The world of Big Data is full of big money. The latest group to raise capital is Big Data application vendor Concurrent, the leading sponsor of the open source Cascading framework used to build Big Data apps. Concurrent today announced it has raised $4 million in a Series A funding round.
"The whole Big Data space is frothy, so a lot of VCs have approached Concurrent to put money in," Concurrent CEO Gary Nakamura told Enterprise Apps Today. "The timing is pretty good, since Cascading as a development framework for Big Data applications has accelerated over the last 12 months, to the tune of 75,000 downloads a month."
Hiding Hadoop Complexity
Nakamura explained that Big Data Hadoop adopters are now starting to move into the next phase of adoption maturity. While the initial phase is typically about small nodes and trial applications, the phase that Nakamura now sees evolving is one in which mainstream enterprises start deploying clusters of Hadoop with 100 nodes or more and running applications on top.

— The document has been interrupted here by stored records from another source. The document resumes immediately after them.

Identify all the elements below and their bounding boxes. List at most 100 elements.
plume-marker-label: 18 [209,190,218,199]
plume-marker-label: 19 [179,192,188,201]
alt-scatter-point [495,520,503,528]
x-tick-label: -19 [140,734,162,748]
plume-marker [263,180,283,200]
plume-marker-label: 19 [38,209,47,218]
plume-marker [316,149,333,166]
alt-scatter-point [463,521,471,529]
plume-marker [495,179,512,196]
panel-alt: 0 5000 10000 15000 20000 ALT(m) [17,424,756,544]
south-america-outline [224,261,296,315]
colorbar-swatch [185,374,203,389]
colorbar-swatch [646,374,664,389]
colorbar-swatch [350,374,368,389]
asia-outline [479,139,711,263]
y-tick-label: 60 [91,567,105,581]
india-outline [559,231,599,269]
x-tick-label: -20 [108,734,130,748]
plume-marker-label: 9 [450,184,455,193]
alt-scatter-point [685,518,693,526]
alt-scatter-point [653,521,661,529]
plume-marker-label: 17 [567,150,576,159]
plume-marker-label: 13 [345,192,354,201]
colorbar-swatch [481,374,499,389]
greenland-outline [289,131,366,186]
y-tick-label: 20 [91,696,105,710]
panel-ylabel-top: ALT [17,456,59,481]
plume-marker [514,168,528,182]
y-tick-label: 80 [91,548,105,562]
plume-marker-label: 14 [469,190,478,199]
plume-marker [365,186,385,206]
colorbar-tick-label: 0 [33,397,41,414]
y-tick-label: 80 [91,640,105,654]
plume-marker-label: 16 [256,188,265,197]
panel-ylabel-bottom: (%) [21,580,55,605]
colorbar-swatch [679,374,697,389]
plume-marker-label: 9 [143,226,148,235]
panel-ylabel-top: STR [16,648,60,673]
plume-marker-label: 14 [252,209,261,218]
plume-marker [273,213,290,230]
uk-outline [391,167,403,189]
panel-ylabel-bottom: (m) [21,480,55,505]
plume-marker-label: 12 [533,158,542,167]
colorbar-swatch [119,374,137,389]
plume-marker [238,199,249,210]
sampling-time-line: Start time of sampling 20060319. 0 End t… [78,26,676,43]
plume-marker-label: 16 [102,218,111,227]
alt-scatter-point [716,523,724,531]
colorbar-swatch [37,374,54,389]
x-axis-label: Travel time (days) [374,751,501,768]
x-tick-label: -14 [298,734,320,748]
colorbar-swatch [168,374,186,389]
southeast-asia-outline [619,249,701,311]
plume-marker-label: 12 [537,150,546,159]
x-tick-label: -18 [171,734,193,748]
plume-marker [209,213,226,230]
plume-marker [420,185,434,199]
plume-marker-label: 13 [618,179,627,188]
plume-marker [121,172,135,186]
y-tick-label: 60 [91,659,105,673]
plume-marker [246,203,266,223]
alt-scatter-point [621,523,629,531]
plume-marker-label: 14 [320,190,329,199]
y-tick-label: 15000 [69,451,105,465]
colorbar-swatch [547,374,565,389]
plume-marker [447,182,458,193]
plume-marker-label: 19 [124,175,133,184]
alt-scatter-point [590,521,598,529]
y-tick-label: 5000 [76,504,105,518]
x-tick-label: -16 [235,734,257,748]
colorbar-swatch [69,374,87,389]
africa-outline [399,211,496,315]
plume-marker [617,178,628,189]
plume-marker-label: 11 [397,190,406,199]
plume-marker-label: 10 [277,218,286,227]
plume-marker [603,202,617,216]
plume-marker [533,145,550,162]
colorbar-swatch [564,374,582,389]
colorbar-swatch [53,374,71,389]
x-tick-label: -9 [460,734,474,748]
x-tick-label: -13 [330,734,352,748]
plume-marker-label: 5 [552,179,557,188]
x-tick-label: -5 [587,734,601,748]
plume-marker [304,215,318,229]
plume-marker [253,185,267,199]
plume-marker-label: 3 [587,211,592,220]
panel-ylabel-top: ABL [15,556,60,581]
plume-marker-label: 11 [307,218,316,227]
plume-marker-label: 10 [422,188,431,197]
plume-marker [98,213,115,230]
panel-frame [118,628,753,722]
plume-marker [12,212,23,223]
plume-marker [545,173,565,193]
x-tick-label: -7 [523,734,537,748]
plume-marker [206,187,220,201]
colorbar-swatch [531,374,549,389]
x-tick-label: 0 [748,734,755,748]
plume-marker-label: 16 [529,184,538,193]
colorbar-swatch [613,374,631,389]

"Cascading is really taking off mostly because it's a simple way to build applications and it obfuscates the complexity of Hadoop," Nakamura said.
For Concurrent, the opportunity lies in extending what is available as open source with enterprise offerings. Nakamura did not provide specifics on what the enterprise version of Cascading might include, though he stressed that the core project will always remain open source.
The enterprise version of Cascading is expected to have its first beta this summer.
What About SQL?
A SQL query-based approach is one of the ways that people currently use Hadoop to wrangle Big Data. The core Hadoop project has the Hive project to do that. Other industry efforts including Cloudera's Impala project are emerging to do the same thing.
Cascading is taking a different approach, however.
"Cascading is really just a generalized platform for doing computation," Cascading founder Chris Wensel explained. "It's a Java API that lets people build their own applications on top."
There is also a SQL layer on top of Cascading called Lingual.
"If you can move SQL-based workloads onto Hadoop, you're winning" Wensel said. "If you can move your data off Hadoop through a SQL interface so you can do your job, you're winning."